Bile acid sequestrants (BAS) are a class of medication used to manage cholesterol levels. These drugs function within the digestive tract rather than being absorbed into the body’s circulation. They are large, polymeric compounds that act as ion-exchange resins to bind certain substances within the gut. This non-systemic approach means their therapeutic effect is initiated locally and depends on their interaction with the digestive process.
How Bile Acid Sequestrants Interrupt Digestion
The body recycles most of its bile acids through the enterohepatic circulation. Bile acids are synthesized in the liver using cholesterol and released into the small intestine to aid in the digestion and absorption of dietary fats. Normally, over ninety-five percent of these bile acids are reabsorbed from the lower small intestine and returned to the liver via the portal vein for reuse.
Bile acid sequestrants intervene in this cycle by acting as positively charged resins that attract and bind to the negatively charged bile acids. This binding creates a large, insoluble complex within the gut lumen that cannot be reabsorbed through the intestinal wall. The bound bile acids are sequestered and excreted from the body through the feces, increasing the fecal loss of bile acids.
This interruption reduces the amount of bile acids returning to the liver. To compensate, the liver must increase its production of new bile acids. This synthesis is achieved by upregulating cholesterol 7 alpha-hydroxylase, the rate-limiting enzyme in converting cholesterol into bile acids. By forcing the liver to convert its internal stores of cholesterol, the sequestrants initiate a cascade that impacts lipid metabolism.
Role in Lowering Cholesterol Levels
The liver’s increased demand for cholesterol to synthesize new bile acids is the mechanism for lowering cholesterol. The drop in cholesterol content within the liver cells (hepatocytes) is sensed by the regulatory protein SREBP-2. This protein triggers an increase in the number of low-density lipoprotein (LDL) receptors present on the surface of the liver cells.
The newly expressed LDL receptors actively pull more LDL cholesterol from the circulating bloodstream. This receptor-mediated clearance reduces the total amount of “bad” cholesterol circulating in the plasma. Examples of these medications include Cholestyramine (Prevalite), Colestipol (Colestid), and Colesevelam (Welchol).

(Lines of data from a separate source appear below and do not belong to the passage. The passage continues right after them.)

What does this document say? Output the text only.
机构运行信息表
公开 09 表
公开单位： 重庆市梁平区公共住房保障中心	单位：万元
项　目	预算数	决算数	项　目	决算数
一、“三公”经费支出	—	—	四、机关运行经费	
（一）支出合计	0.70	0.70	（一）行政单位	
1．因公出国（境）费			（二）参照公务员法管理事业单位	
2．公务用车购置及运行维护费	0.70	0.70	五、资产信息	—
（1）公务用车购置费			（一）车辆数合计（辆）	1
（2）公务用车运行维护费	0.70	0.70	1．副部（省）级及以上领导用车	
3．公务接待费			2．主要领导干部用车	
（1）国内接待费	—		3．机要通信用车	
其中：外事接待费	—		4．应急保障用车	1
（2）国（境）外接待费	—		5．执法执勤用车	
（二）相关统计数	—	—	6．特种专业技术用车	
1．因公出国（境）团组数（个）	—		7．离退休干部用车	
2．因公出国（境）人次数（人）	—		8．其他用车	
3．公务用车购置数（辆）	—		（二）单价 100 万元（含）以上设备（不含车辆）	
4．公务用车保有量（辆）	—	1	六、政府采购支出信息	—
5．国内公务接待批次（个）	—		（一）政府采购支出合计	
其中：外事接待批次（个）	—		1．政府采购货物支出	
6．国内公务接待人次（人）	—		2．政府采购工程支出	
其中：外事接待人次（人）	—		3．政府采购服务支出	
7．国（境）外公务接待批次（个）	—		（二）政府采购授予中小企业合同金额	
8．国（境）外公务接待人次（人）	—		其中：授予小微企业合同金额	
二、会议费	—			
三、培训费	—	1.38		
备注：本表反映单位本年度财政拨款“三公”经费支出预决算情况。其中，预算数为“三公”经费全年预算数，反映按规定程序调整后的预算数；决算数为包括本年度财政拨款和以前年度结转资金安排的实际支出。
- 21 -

As a single therapy, bile acid sequestrants lower LDL cholesterol levels by approximately fifteen to thirty percent. While less potent than statin medications, BAS are frequently prescribed for patients who cannot tolerate statins due to side effects. They are often combined with statins to achieve a more aggressive reduction, sometimes approaching fifty percent reduction in LDL cholesterol levels.
Other Conditions Treated by Sequestrants
Beyond lipid management, bile acid sequestrants treat conditions related to excess bile acids. One significant application is the treatment of chronic diarrhea caused by bile acid malabsorption. This condition occurs when bile acids are not properly reabsorbed in the small intestine and spill into the colon, where they cause irritation and water secretion.
The sequestrants bind the excess bile acids in the colon, preventing them from stimulating this secretory effect and resolving the chronic, watery diarrhea. This is often a welcome relief for patients who have undergone certain gastrointestinal surgeries, such as gallbladder removal. The drugs are also used to alleviate pruritus, or itching, associated with various liver diseases.
In liver conditions involving partial biliary obstruction, bile acids can build up and deposit in the skin, causing intense itching. By binding bile acids in the gut and promoting their excretion, the sequestrants reduce overall circulating bile acid levels in the blood. Colesevelam, a newer sequestrant, also has an approved indication for improving glycemic control in patients with Type 2 diabetes.
Practical Considerations for Use
Because bile acid sequestrants are not absorbed into the body, they rarely cause systemic side effects. Their most common adverse effects are localized to the gut, including constipation, which is reported in up to fifty percent of patients. Other frequent gastrointestinal complaints include abdominal discomfort, bloating, nausea, and excessive gas.
The administration of BAS varies. Cholestyramine and Colestipol often come as a gritty powder that must be mixed with liquid, which some patients find unpalatable. Colesevelam is available in tablet form, which is generally better tolerated and may reduce some of the gastrointestinal side effects. Patients are often encouraged to start with a low dose and slowly increase it to minimize the initial occurrence of constipation.
A significant consideration when taking these medications is their potential for non-specific drug interactions. The resins can bind to other orally administered medications in the digestive tract, such as thyroid hormones, certain antibiotics, and warfarin, preventing their proper absorption. Patients are advised to take other medications at least one hour before or four to six hours after taking the sequestrant to ensure the other drugs are fully absorbed. Furthermore, long-term use can reduce the absorption of fat-soluble vitamins (A, D, E, and K), potentially requiring supplementation.